The remand order is notable for what the court chose to emphasise. It cited the ED's claim that certain emails and electronic records were deleted after searches — which, if true, suggests active destruction of potential evidence. It also took note of allegations involving hawala transactions and multiple modes of financial laundering. The custody was granted with conditions: interrogation under CCTV coverage, periodic medical examination, and compliance with prescribed legal safeguards. These conditions are standard in high-profile PMLA cases but signal that the court is paying close attention.

The Political Storm

TMC national general secretary Abhishek Banerjee was unambiguous. Writing on the night of the arrest, he said the action "shakes the very idea of a level playing field" and accused the BJP-led central government of using investigative agencies as electoral tools. He raised the question of institutions and their integrity in election periods. "When institutions meant to protect democracy start feeling like tools of pressure, trust begins to erode," he said.

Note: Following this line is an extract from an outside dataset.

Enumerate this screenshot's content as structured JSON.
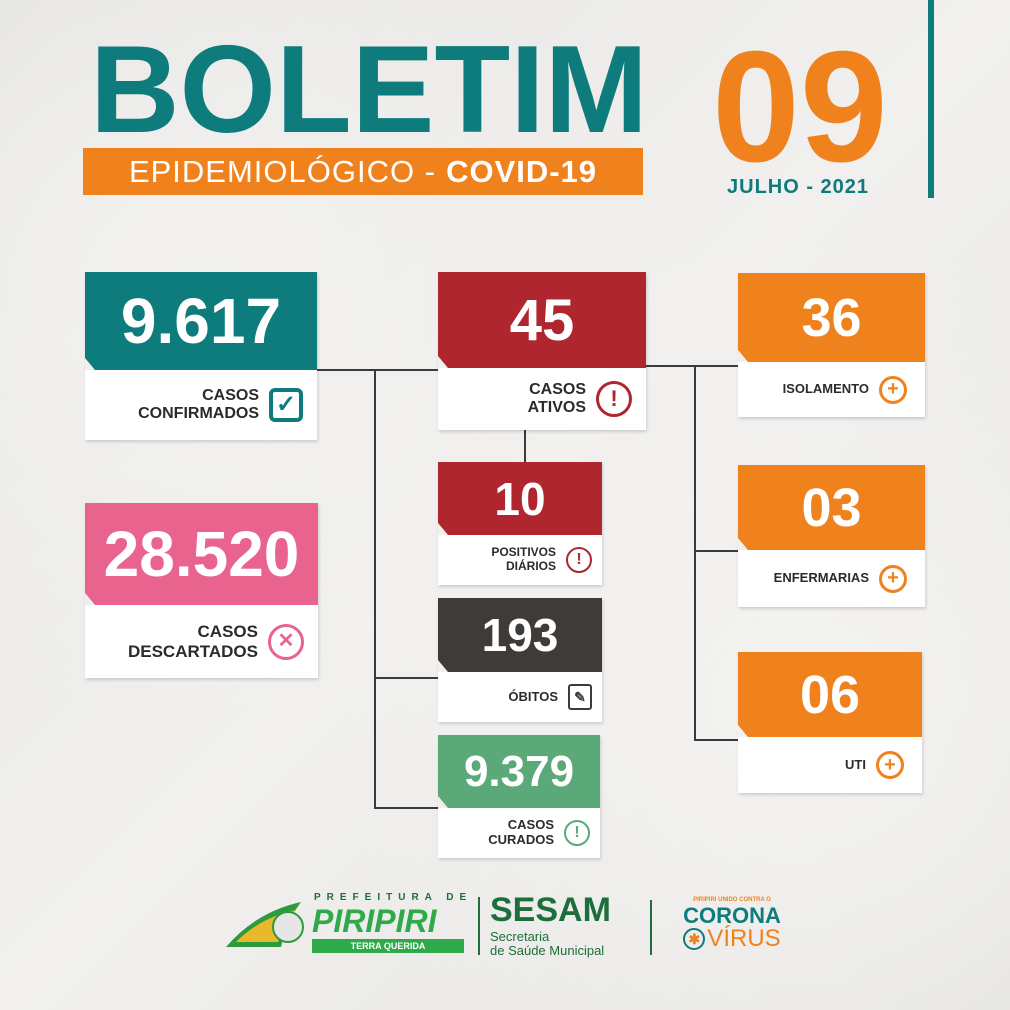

The BJP has not issued a formal response to the arrest but has consistently supported ED's role in probing alleged financial crimes in West Bengal, pointing to what it calls a pattern of corruption under the TMC government. The political battle lines here are not new — they have been drawn across multiple ED and CBI actions in Bengal over the past three years.

Where Does This Go From Here

Chandel's custody runs to April 23. The ED will use that time for intensive questioning — the nature of transactions, the money trail, the identities of other recipients, and the specific chain linking coal pilferage proceeds to I-PAC's accounts. After custody ends, one of three things happens: the ED files a prosecution complaint (their equivalent of a chargesheet), the court grants bail, or the agency seeks an extension of custody.

The Supreme Court matter — TMC's allegation of obstruction by Mamata Banerjee vs. ED's claim of gross abuse of power — runs parallel and independently. The Delhi High Court is separately hearing pleas from I-PAC directors Rishi Raj Singh and Pratik Jain seeking quashing of ED summons.

By the time Bengal votes on April 23 and April 29, at least three separate legal proceedings will be active simultaneously. The outcome of any one of them could reshape the others. And the political fallout — whatever the legal merits — will be felt well past polling day.